Lorsqu'ils sortent de chez eux, les couples âgés se soutiennent et se tiennent par la main et les conjoints semblent avoir une grande affection l'un pour l'autre. Quant aux jeunes amoureux, ils préfèrent s'en aller dans des endroits à paysage pittoresque où le garçon pose un de ses genoux à terre pour demander à haute voix à la fille de bien vouloir lui accorder sa main. Dans le cas où celle-ci exprime son consentement par un hochement silencieux de la tête, les assistants à cette scène attendrissante ne peuvent s'empêcher alors d'applaudir et de présenter leurs meilleurs vœux au jeune couple. A ce moment-là, tout le monde pense que l'amour est quelque chose de vraiment bon et bienfaisant !


xinhua2.jpgLes Français se soucient-ils de la propreté ?

La baguette, pain long et mince, est une nourriture que les Français apprécient tout particulièrement. Parfois dans la rue, on rencontre des gens qui sortent de leur sac ou de leur poche une tranche de la baguette (souvent sans aucune enveloppe) pour la grignoter et d'assouvir ainsi leur faim et on remarque qu'ils ne se lavent pas la main avant... Ne craignent-ils pas d'attraper une maladie ?
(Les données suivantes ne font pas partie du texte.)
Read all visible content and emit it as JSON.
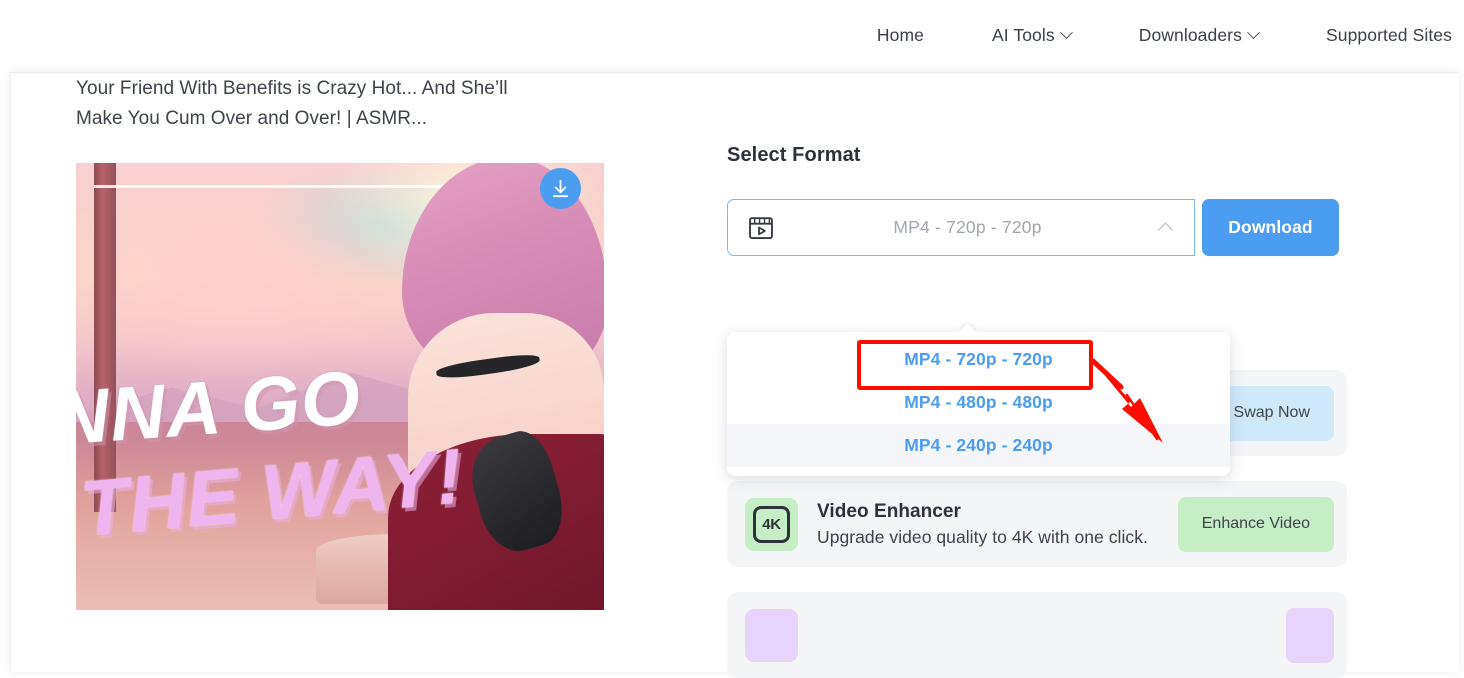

Quand on rend visite à une famille française, dans la plupart des cas, la maison n'est pas arrangée et les pièces sont en désordre, c'est pourquoi lorsque vous arrivez avant l'heure du rendez-vous, il serait tout à fait possible que vous rencontriez votre hôte en train ne nettoyer à la hâte le séjour et d'épousseter le mobilier.


Les Français donnent-ils leur préférence aux femmes de l'Orient ?

Oui, certainement ! Dans le choix de leur partenaire, la plupart des Français préfèrent les jeunes filles asiatiques. Dans la plupart des cas, ils fixent leur choix sur de jeunes japonaises et sur de jeunes chinoises, et surtout sur l'espèce féminine orientale d'une beauté antique : paupière à un seul pli, yeux bridés fins et longs, nez plat, cheveux noirs longs et soyeux... et toutes ces particularités fascinent et captivent au plus haut point les jeunes Français dont un n'a pu s'empêcher d'exclamer : « On a l'habitude de côtoyer les femmes européennes à grands yeux bleus et à longs nez, ce qui fait que nous sommes hypnotisés par les femmes orientales qui nous semblent plus ravissantes et qui exercent sur nous une plus grande fascination ». En Chine, on dit « les choses rares sont les choses les plus précieuses » et cela est peut-être la raison de cette préférence.

P.-S. : le moyen qu'utilise un Français qui désire converser avec vous, c'est en prononçant les paroles suivantes « Aurais-je le plaisir de vous inviter à boire du café avec moi ? » ou bien « Je désire apprendre le chinois ».


xinhua3.jpgIl est nécessaire de demander un rendez-vous avant d'aller à la banque.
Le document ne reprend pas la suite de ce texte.